- Figure 01 -
aerial apparition phenomenon / recorded wave transmissions
- Figure 02 -
visitor / further wave phenomenon
- Figure 03 -
curtain simulation memory / day
- Figure 04 -
indivisible universe diagram
- Figure 05 -
documented mercury tree
- Figure 06 -
final visit
october 10, 2022 - 1:27 am
Suspended to the northeast of my apartment is a thick sheet of cloud saturated in an ill-lit, oppressive orange light. During those apocalyptic months of the pandemic when the fires were at their worst, I would see this aurora approach me as I drove home and assume it to be some distant inferno. Eventually the flames died out and the ash was wiped from my windowsill, but the light still lingered. In the late evenings, I’d stand outside my car and watch it cast its reach over the eastern hills. It did not move, but hung silently, interrupted only by the descending tone of passing vehicles. I became fascinated with a nearby tree that silhouetted itself against this murderous orange sky, the leaves of its great branches harshly revealed by a streetlight bent over in its inspection. I was almost afraid as the landscape watched me.

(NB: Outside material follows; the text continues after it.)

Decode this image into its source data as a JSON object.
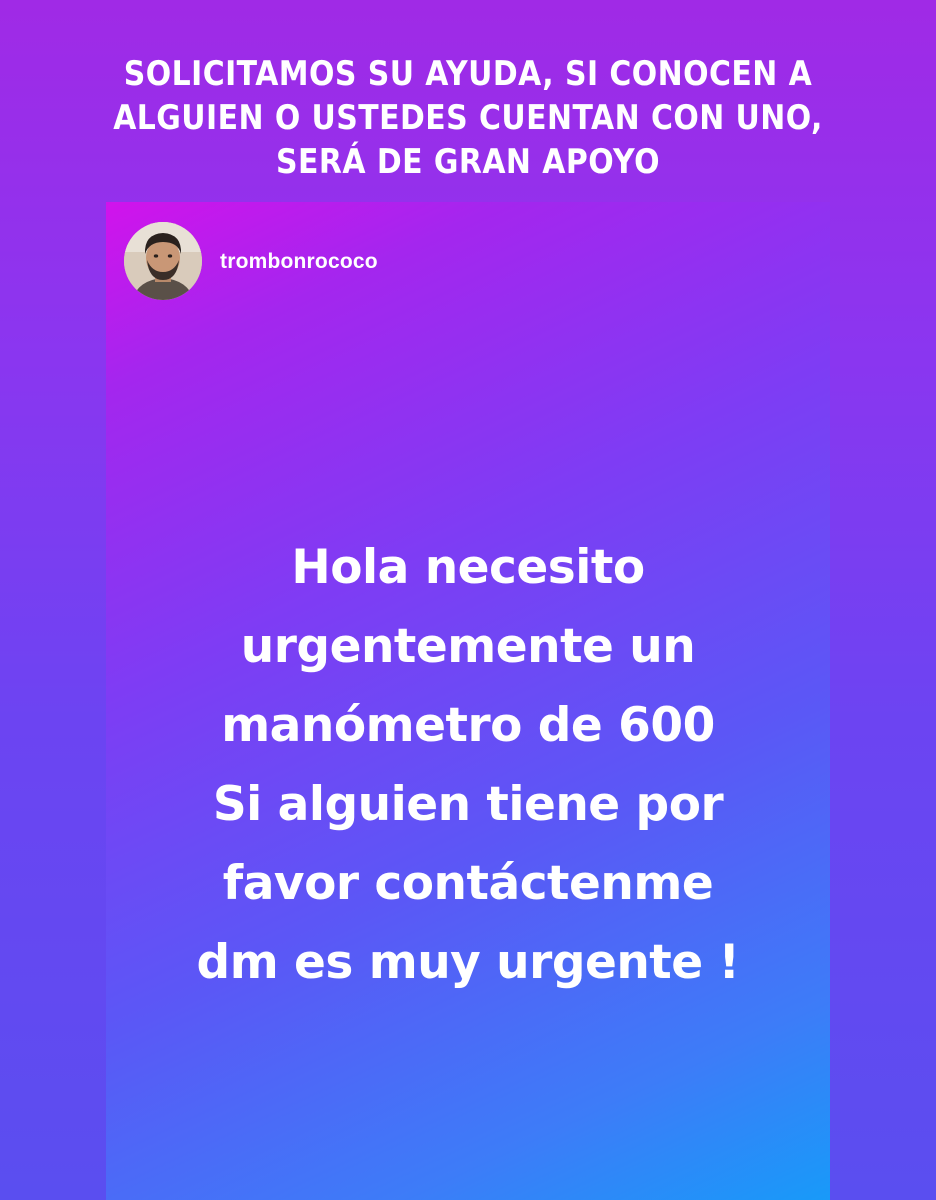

I remembered as a kid when I had to walk out into the night to dump the trash out at the far end of my street— the urgency that compelled me to hurry my task. As I’d turn home, an irrational idea of Dark overwhelmed me, igniting a primitive fear that lay deep beneath the foundations of my modern mind. I felt an intense movement of malevolence emanating from its blackness, trailing behind me, chasing me, its many arms extended to grasp my body.
If I stood by my car and stared too long at this tree and the sky beyond it, I felt much the same.

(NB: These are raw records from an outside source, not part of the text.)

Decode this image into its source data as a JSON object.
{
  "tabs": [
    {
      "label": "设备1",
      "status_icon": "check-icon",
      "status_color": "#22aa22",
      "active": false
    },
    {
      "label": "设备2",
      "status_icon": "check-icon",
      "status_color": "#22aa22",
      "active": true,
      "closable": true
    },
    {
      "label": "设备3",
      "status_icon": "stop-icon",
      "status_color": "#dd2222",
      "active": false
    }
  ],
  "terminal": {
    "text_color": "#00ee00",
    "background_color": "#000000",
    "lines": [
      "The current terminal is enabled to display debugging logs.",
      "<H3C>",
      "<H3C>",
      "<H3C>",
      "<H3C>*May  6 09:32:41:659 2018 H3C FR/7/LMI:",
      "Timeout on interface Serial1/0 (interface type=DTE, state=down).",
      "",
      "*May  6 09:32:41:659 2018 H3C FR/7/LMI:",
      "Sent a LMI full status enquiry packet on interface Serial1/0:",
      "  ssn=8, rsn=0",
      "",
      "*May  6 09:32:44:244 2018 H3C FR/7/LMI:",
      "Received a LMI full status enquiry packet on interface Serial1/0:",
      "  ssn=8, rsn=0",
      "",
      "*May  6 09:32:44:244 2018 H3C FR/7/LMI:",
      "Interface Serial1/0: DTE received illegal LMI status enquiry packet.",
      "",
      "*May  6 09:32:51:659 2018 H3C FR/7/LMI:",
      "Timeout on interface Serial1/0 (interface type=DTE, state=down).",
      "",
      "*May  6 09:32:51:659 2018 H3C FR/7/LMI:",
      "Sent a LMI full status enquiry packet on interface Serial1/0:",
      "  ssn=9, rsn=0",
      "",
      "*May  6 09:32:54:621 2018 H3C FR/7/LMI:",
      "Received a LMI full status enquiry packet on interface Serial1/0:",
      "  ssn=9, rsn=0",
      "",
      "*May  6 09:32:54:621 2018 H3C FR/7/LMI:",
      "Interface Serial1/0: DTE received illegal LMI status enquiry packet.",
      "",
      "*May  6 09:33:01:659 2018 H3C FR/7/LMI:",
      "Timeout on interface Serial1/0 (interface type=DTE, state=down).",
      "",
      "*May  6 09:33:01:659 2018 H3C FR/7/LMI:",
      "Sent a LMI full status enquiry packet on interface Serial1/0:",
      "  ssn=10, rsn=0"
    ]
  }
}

At my age, I think less of my own loneliness at night. I wonder if I should be more afraid. To my younger self, I must seem very brave for sleeping alone, left to deal in isolation with the nightmares that wake me and figures that stand at the far corners of my room. Entirely separate from those childhood fears, I hold a renewed paranoia of the night from the trauma of my previous assault at the train station, but it competes with an intense curiosity to explore and photograph new dark corners. I wander about the suburban streets on foot, sometimes driving, but always feeling this strange contradiction: that I am both afraid of being attacked and that I am myself a figure of suspicion.
I eventually discovered that the strange light originated from a nearby neighborhood, which had planted a multitude of eerie street lamps that sat tall above the sidewalks, nestled in trees, casting an eternal, sickly yellow-orange glow that clung to every surface. This plague of hue was hidden in plain view, and only when the clouds gathered low in the hills could it be projected onto the sky. I was afraid of visiting this neighborhood because of the people I might encounter and because I was a stranger. When I did, I felt myself being watched.
These images are mostly of the light as I saw it from my home. It still watches me now and then. It has reached an almost literary status in my mind as the perfected metaphor—an anxiety captured in this concentrated location, manifested in physical form as a radiating light.
I extend this metaphor to these photographs, many of which are laden with noise due to the low lighting of the scene. In these extreme exposures, the curvature of the camera’s lens is almost visible, creating waves that disseminate from a central point of the frame. I did what I could to manipulate and exaggerate these features in what is admittedly a retread in aesthetics. It’s been about eight years since I was first interested in documenting the suburbs at night. At this point, it is undoubtedly a permanent fixture in my art.